The MIR160a 5’ promoter32 was PCR-amplified from the BAC clone T16B24 with KpnI and XbaI digestion sites and then cloned into pENTR/D-TOPO vector to generate pENTR-pMIR160a5’. An NSL-3xGFP fragment was digested by KpnI and XbaI from pGreenII KAN SV40-3×GFP53 and inserted into the pENTR-pMIR160a5’ to produce the pENTR-pMIR160a5’::NSL-3xGFP vector. The PCR-amplified MIR160a3’ fragment was then inserted into pENTR-pMIR160a5’::NSL-3xGFP at XbaI and AscI sites to generate pENTR-pMIR160a5’::NSL-3xGFP::MIR160a3’.
To generate the nucleus-localized GFP-based miR160 sensor construct, a 634 bp genomic DNA fragment of the UBI10 promoter was first PCR-amplified from the genomic DNA of Ler39. pMIR160a5’ was replaced by pUBI10 through SacII + KpnI sites in the pENTR-pMIR160a5’::NSL-3xGFP vector to generate pENTR-pUBI10::NSL-3xGFP. The UBI10 promoter with the sensor sequence (TGGCATGCAGGGAGCCAGGCA)38 at the 3’ end was PCR-amplified and the resulting fragment was used to replace pMIR160a5’ in the pENTR-pMIR160a5’::NSL-3xGFP vector to produce pENTR-pUBI10::miR160sensor-NSL-3xGFP.
The PCR-amplified 2 kb KNU promoter11 was amplified from the genomic DNA of Ler and cloned into the pENTR/D-TOPO vector to generate pENTR-pKNU. The mARF17 was PCR-amplified as described above and subsequently cloned into pENTR-pKNU to produce pENTR-pKNU::mARF17. The fragment containing the sequence of an STTM (Short Tandem Target Mimic) targeting the miR160 was PCR-amplified from the STTM160/160-4840 construct and then cloned into pENTR-pKNU to generate pENTR-pKNU::STTM160/160-48.
The PCR-amplified 1.7 kb EMS1 promoter was cloned into the pENTR/D-TOPO vector to generate pENTR-pEMS144. The YUC1 cDNA was PCR-amplified from the pCHF3 plasmid43 and subsequently cloned in the pENTR-EMS1 vector to produce pENTR-pEMS1::YUC1.
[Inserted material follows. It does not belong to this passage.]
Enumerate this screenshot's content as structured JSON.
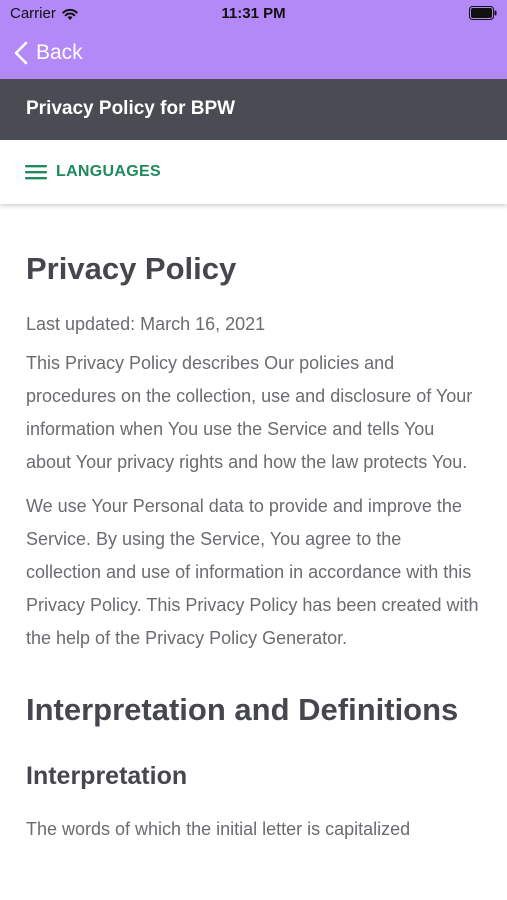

To generate crispr-arf17 (carf17) lines, the egg cell-specific promoter-controlled Cas9 vector pHEE401E was used in this study54. Target sites of 23-bp sequences were searched using CRISPR-PLANT (https://www.genome.arizona.edu/crispr/CRISPRsearch.html). A pair of synthesized 23-nt oligoes (100 μmol/l each) containing the target site within the first exon and the BsaI digestion site were heated at 95 °C for 5 min and annealed at the room temperature. Then the Golden Gate reaction was conducted with the annealed insert, the pHEE401E vector, BsaI-HF®v2 (NEB #R3733), and the T4 DNA Ligase (NEB # M0202T) to produce the crispr-arf17 construct.
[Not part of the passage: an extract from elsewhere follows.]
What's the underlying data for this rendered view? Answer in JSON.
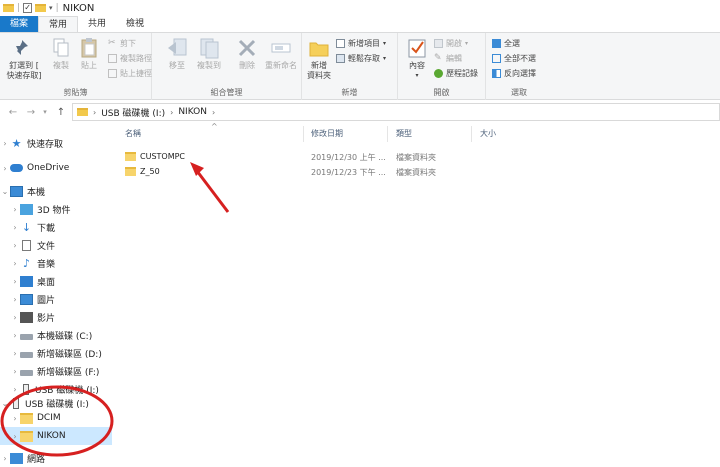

The pGWB1 binary vector was used for genetic and expression analyses, while the pGWB4 binary vector harboring the GFP gene was employed for protein localization studies55. The final constructs pARF10::mARF10, pARF16::mARF16, pARF17::mARF17, pKNU::mARF17, pKNU::STTM160/160-48, pARF17::ARF17-GFP, pARF17::mARF17-GFP, pMIR160a5’::NSL-3xGFP::MIR160a3’, pUBI10::NSL-3xGFP, pUBI10::miR160sensor-NSL-3xGFP, and pEMS1::YUC1 were generated using the Gateway LR Recombinase II Enzyme Mix (Invitrogen). Detailed information for all constructs and primers is shown in Supplementary Tables 2 and 3. The resulting vectors were transformed into Agrobacterium strain GV3101 and plant transformation was performed using the floral dip method56. The transformants were screened on ½ Murashige and Skoog (MS) plates containing 25 μg/ml hygromycin.
NPA treatment
The 50 mM of auxin transport inhibitor N-1-Naphthylphthalamic Acid (NPA) (Sigma; N-12507-250MG) stock solution was prepared in DMSO57. The working NPA solution was 50 µM in 0.01% of Silwet L-77 (Lehle Seeds, Round Rock, TX, USA). The solution containing 0.1% of DMSO and 0.01% of Silwet L-77 was used for mock treatment. One drop of NPA solution was applied to the top of the main inflorescence at 10 a.m. every day. Samples were collected at 2 days and 4 days for analyses.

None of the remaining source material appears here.